As they leave central Russia, the trains are searched by security patrols. One night, the train stops but no one enters, so Yury goes out to investigate. He is told that the driver does not want to go on because they are approaching a dangerous stretch that should first be inspected by trolley. The train moves on, but the next day they reach a station that has been burned to the ground and they are told that they will have to wait a few days for the line to be cleared. The driver volunteers the labor conscripts and other passengers to do the shoveling. The clearing takes three days, and, to Zhivago, this time is the best of the journey. They head off again. One day, Tonya tells Yury that some of the conscripts, including Vassya, have escaped.
The train reaches Yuryatin, and Zhivago is reminded of Anna and Lara. He meets Strelnikov (meaning the Shooter), a political extremist. They go to his room, and Strelnikov asks Yury why he is leaving Moscow for an out-of-the-way place. He laughs at Zhivago and speaks to him in threatening tones. Their conversation is interrupted when the phone rings. The phone conversation is about a schoolboy injured trying to rebel against the Red Army, and Strelnikov muses to himself that the boy could have been one of his students once; he also wonders whether his wife and daughter might still be waiting for him in Yuryatin somewhere.
The train journey brings many different people together, and the Zhivagos are confronted with the awareness of being thrown into a new, unordered society in which class and social standing are no longer certain or secure. Zhivago is not opposed to this in principle, but he finds himself in the position of a potential victim, as a doctor and former gentry. He meets Strelnikov (who, of course, is Pasha Antipov) with a vague wonderment, enthralled with this rebel man and his accomplishments. Zhivago is also sympathetic toward the conscripts, who are being sent to labor camps to serve sentences for supposed treason against the new Soviet government.
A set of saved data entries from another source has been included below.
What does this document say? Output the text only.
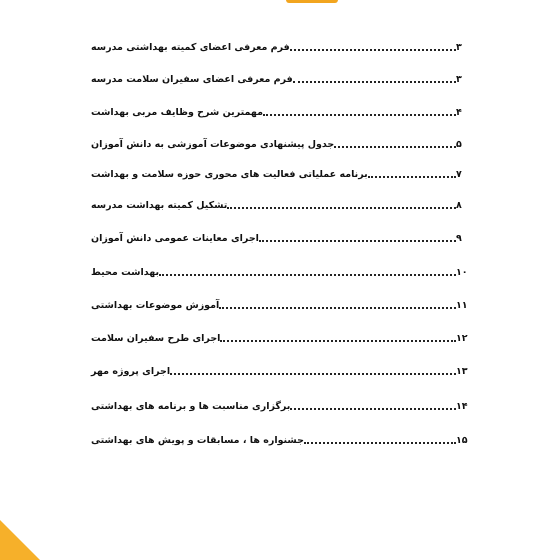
فرم معرفی اعضای کمیته بهداشتی مدرسه	۳
فرم معرفی اعضای سفیران سلامت مدرسه	۳
مهمترین شرح وظایف مربی بهداشت	۴
جدول پیشنهادی موضوعات آموزشی به دانش آموزان	۵
برنامه عملیاتی فعالیت های محوری حوزه سلامت و بهداشت	۷
تشکیل کمیته بهداشت مدرسه	۸
اجرای معاینات عمومی دانش آموزان	۹
بهداشت محیط	۱۰
آموزش موضوعات بهداشتی	۱۱
اجرای طرح سفیران سلامت	۱۲
اجرای پروژه مهر	۱۳
برگزاری مناسبت ها و برنامه های بهداشتی	۱۴
جشنواره ها ، مسابقات و پویش های بهداشتی	۱۵
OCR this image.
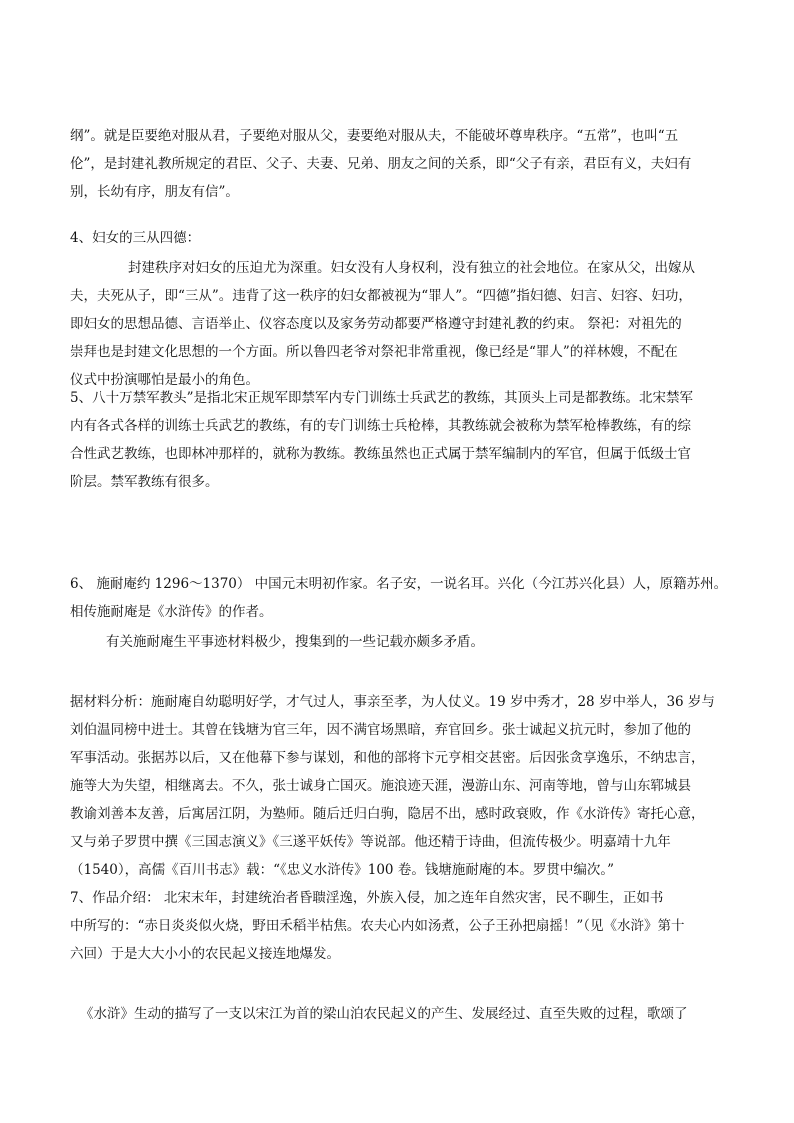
纲”。就是臣要绝对服从君，子要绝对服从父，妻要绝对服从夫，不能破坏尊卑秩序。“五常”，也叫“五
伦”，是封建礼教所规定的君臣、父子、夫妻、兄弟、朋友之间的关系，即“父子有亲，君臣有义，夫妇有
别，长幼有序，朋友有信”。

4、妇女的三从四德：

封建秩序对妇女的压迫尤为深重。妇女没有人身权利，没有独立的社会地位。在家从父，出嫁从
夫，夫死从子，即“三从”。违背了这一秩序的妇女都被视为“罪人”。“四德”指妇德、妇言、妇容、妇功，
即妇女的思想品德、言语举止、仪容态度以及家务劳动都要严格遵守封建礼教的约束。 祭祀：对祖先的
崇拜也是封建文化思想的一个方面。所以鲁四老爷对祭祀非常重视，像已经是“罪人”的祥林嫂，不配在
仪式中扮演哪怕是最小的角色。

5、八十万禁军教头”是指北宋正规军即禁军内专门训练士兵武艺的教练，其顶头上司是都教练。北宋禁军
内有各式各样的训练士兵武艺的教练，有的专门训练士兵枪棒，其教练就会被称为禁军枪棒教练，有的综
合性武艺教练，也即林冲那样的，就称为教练。教练虽然也正式属于禁军编制内的军官，但属于低级士官
阶层。禁军教练有很多。

6、 施耐庵约 1296～1370） 中国元末明初作家。名子安，一说名耳。兴化（今江苏兴化县）人，原籍苏州。
相传施耐庵是《水浒传》的作者。

有关施耐庵生平事迹材料极少，搜集到的一些记载亦颇多矛盾。

据材料分析：施耐庵自幼聪明好学，才气过人，事亲至孝，为人仗义。19 岁中秀才，28 岁中举人，36 岁与
刘伯温同榜中进士。其曾在钱塘为官三年，因不满官场黑暗，弃官回乡。张士诚起义抗元时，参加了他的
军事活动。张据苏以后，又在他幕下参与谋划，和他的部将卞元亨相交甚密。后因张贪享逸乐，不纳忠言，
施等大为失望，相继离去。不久，张士诚身亡国灭。施浪迹天涯，漫游山东、河南等地，曾与山东郓城县
教谕刘善本友善，后寓居江阴，为塾师。随后迁归白驹，隐居不出，感时政衰败，作《水浒传》寄托心意，
又与弟子罗贯中撰《三国志演义》《三遂平妖传》等说部。他还精于诗曲，但流传极少。明嘉靖十九年
（1540），高儒《百川书志》载：“《忠义水浒传》100 卷。钱塘施耐庵的本。罗贯中编次。”
7、作品介绍： 北宋末年，封建统治者昏聩淫逸，外族入侵，加之连年自然灾害，民不聊生，正如书
中所写的：“赤日炎炎似火烧，野田禾稻半枯焦。农夫心内如汤煮，公子王孙把扇摇！”（见《水浒》第十
六回）于是大大小小的农民起义接连地爆发。

《水浒》生动的描写了一支以宋江为首的梁山泊农民起义的产生、发展经过、直至失败的过程，歌颂了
In the struggle for simple existence, the characters of the novel all find themselves in positions they could not have predicted. Strelnikov is a prime example of a young man who finds himself thrust into a position of power; while once he was an innocent student infatuated with a neighborhood girl, now he is a vicious leader in the new system. He is known by an alias that represents both his violence and power, and this new name allows him to cast the past aside completely. Only he is aware of his double life, and when he thinks about going back to Lara and Katya, he does so with the conviction that it can be done only when he has lived this new life out.